Background The newest generation of DNA sequencing technology is highlighted by the ability to sequence reads hundreds of kilobases in length, and the increased availability of long read data has democratized the genome sequencing and assembly process. PacBio and Oxford Nanopore Technologies (ONT) have pioneered competitive long read platforms, with more recent work focused on improving sequencing throughput and per-base accuracy. Released in 2019, the PacBio Sequel II platform advertises substantial enhancements over previous PacBio systems.

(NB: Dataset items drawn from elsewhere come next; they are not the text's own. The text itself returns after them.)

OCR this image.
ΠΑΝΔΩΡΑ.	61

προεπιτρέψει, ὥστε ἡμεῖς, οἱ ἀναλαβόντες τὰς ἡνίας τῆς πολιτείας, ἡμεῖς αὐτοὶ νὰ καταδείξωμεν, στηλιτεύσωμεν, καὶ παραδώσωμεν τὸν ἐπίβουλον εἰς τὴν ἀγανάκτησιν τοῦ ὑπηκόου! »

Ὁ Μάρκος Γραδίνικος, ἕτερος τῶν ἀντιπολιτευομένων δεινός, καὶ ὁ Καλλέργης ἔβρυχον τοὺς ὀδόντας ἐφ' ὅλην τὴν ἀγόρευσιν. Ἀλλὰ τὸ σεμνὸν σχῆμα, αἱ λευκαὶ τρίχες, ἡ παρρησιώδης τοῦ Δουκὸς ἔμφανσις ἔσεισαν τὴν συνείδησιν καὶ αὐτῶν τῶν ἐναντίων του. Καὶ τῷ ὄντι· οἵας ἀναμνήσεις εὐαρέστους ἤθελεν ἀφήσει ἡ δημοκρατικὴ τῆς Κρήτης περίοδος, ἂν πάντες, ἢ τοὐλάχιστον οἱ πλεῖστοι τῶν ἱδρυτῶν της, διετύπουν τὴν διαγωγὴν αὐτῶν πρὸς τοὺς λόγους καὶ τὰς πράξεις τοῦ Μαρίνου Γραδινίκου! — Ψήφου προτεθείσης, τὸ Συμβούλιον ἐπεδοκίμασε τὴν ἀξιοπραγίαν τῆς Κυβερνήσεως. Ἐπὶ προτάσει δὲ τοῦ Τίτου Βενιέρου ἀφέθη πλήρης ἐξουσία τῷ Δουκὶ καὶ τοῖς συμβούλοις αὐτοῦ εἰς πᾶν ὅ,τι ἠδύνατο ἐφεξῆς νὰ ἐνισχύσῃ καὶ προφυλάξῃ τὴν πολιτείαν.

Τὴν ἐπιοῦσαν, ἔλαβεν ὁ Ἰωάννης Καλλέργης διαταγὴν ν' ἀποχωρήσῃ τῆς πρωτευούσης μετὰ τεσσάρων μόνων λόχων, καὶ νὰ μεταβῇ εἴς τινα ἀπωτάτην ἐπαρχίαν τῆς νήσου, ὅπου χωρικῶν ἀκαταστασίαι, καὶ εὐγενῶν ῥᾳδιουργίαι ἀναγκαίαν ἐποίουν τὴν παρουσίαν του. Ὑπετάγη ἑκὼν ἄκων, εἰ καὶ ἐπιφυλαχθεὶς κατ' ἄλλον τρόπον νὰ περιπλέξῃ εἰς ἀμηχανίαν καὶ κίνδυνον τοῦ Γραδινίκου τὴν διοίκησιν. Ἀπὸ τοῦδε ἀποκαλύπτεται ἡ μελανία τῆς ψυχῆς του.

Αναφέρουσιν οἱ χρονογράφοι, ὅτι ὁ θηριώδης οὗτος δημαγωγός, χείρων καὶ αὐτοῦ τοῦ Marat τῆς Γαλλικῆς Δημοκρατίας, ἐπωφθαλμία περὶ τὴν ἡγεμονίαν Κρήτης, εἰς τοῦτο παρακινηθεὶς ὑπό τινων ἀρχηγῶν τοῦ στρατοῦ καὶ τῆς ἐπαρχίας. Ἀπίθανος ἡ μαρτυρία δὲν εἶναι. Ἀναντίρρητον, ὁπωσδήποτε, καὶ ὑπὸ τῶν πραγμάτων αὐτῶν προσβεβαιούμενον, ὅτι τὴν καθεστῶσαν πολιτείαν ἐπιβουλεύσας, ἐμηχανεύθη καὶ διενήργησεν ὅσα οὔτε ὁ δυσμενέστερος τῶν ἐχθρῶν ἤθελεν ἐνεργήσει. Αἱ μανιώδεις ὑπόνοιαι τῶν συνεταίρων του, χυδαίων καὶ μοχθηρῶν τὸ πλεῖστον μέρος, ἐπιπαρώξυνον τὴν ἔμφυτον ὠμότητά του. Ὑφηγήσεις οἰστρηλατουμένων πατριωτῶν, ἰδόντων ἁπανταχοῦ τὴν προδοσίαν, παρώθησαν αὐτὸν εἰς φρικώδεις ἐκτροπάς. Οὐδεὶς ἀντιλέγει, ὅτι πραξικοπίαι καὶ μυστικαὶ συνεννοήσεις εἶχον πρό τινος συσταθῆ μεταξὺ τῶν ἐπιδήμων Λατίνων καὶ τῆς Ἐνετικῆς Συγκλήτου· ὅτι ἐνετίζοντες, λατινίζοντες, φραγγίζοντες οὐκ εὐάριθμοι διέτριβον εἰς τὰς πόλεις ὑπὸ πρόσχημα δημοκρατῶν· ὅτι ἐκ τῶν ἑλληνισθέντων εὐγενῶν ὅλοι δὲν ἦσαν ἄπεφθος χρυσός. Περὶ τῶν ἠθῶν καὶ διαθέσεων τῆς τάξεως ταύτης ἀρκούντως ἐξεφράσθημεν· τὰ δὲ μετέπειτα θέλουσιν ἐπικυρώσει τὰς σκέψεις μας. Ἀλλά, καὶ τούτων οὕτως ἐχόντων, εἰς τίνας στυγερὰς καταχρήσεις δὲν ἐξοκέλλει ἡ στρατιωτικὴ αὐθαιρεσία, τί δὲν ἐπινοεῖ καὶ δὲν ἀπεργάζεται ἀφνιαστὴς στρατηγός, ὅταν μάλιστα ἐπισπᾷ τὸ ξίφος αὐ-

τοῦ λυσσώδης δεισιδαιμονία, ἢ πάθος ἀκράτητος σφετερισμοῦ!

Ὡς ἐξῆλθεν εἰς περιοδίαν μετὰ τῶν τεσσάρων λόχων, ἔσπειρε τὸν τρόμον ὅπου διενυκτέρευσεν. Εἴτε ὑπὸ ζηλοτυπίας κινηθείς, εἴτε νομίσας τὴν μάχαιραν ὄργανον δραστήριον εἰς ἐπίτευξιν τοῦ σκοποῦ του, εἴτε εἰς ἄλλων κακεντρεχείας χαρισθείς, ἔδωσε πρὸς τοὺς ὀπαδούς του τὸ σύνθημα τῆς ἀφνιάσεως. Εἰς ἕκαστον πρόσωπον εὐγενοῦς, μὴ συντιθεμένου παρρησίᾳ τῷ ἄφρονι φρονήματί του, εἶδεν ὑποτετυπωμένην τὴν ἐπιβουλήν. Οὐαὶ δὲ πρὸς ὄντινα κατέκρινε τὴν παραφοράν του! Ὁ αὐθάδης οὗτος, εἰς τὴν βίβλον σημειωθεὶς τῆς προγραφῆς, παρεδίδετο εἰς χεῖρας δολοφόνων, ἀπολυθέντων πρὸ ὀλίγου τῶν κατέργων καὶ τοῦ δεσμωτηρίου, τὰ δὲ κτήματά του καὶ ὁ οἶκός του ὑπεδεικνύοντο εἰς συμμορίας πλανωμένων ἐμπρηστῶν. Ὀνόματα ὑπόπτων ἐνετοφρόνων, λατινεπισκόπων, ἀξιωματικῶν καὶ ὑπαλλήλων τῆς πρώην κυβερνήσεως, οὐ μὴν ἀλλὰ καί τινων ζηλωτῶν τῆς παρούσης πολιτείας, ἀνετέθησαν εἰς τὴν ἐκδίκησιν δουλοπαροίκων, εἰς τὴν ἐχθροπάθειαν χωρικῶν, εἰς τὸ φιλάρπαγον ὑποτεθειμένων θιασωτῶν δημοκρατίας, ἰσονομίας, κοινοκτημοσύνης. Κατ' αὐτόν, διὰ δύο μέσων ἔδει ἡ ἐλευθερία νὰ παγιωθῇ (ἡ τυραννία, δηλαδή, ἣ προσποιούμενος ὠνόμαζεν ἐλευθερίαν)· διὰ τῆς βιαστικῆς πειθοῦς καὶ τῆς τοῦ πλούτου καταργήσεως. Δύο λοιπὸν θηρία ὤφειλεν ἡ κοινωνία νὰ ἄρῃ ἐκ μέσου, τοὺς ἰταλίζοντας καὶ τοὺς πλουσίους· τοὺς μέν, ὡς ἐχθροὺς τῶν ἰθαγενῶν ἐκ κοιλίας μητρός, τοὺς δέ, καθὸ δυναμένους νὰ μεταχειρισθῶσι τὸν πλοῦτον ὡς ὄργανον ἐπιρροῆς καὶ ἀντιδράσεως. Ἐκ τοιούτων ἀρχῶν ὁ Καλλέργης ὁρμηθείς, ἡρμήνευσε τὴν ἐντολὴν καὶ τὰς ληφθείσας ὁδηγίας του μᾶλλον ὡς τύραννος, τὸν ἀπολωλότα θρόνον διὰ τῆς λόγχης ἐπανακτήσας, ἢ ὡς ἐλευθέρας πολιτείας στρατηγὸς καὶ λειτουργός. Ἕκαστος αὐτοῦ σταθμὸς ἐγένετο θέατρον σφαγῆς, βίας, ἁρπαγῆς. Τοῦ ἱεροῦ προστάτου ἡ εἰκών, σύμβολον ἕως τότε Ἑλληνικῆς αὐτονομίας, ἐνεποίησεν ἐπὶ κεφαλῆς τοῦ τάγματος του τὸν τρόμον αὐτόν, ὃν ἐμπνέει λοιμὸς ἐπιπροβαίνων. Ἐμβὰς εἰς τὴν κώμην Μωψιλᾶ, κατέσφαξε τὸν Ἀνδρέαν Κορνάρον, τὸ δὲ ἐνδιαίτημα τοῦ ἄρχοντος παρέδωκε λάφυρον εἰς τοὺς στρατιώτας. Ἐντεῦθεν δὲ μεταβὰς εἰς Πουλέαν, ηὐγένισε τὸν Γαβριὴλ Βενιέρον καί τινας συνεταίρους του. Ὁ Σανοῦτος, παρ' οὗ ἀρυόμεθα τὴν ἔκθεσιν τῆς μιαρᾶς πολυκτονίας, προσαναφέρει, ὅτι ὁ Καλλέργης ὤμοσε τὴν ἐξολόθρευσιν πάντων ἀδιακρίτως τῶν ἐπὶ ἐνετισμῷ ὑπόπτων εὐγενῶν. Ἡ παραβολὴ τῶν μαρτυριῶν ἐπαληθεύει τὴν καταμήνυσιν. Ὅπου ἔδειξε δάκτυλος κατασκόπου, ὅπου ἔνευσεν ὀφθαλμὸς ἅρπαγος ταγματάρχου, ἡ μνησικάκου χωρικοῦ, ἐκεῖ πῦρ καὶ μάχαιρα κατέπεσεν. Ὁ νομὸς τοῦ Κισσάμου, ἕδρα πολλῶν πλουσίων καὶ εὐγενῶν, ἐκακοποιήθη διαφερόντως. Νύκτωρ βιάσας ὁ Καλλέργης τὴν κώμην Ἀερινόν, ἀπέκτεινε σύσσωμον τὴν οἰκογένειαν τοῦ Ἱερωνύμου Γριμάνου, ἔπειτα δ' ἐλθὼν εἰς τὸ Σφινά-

Results We used whole-genome sequencing data produced by two PacBio platforms (Sequel II and RS II) and two ONT protocols (Rapid Sequencing and Ligation Sequencing) to compare assemblies of the bacteria Escherichia coli and the fruit fly Drosophila ananassae. Sequel II assemblies had higher contiguity and consensus accuracy relative to other methods, even after accounting for differences in sequencing throughput. ONT RAPID libraries had the fewest chimeric reads in addition to superior quantification of E. coli plasmids versus ligation-based libraries. The quality of assemblies can be enhanced by adopting hybrid approaches using Illumina libraries for bacterial genome assemblies or combined ONT and Sequel II libraries for eukaryotic genome assemblies. Genome-wide DNA methylation could be detected using both technologies, however ONT libraries enabled the identification of a broader range of known E. coli methyltransferase recognition motifs in addition to undocumented D. ananassae motifs.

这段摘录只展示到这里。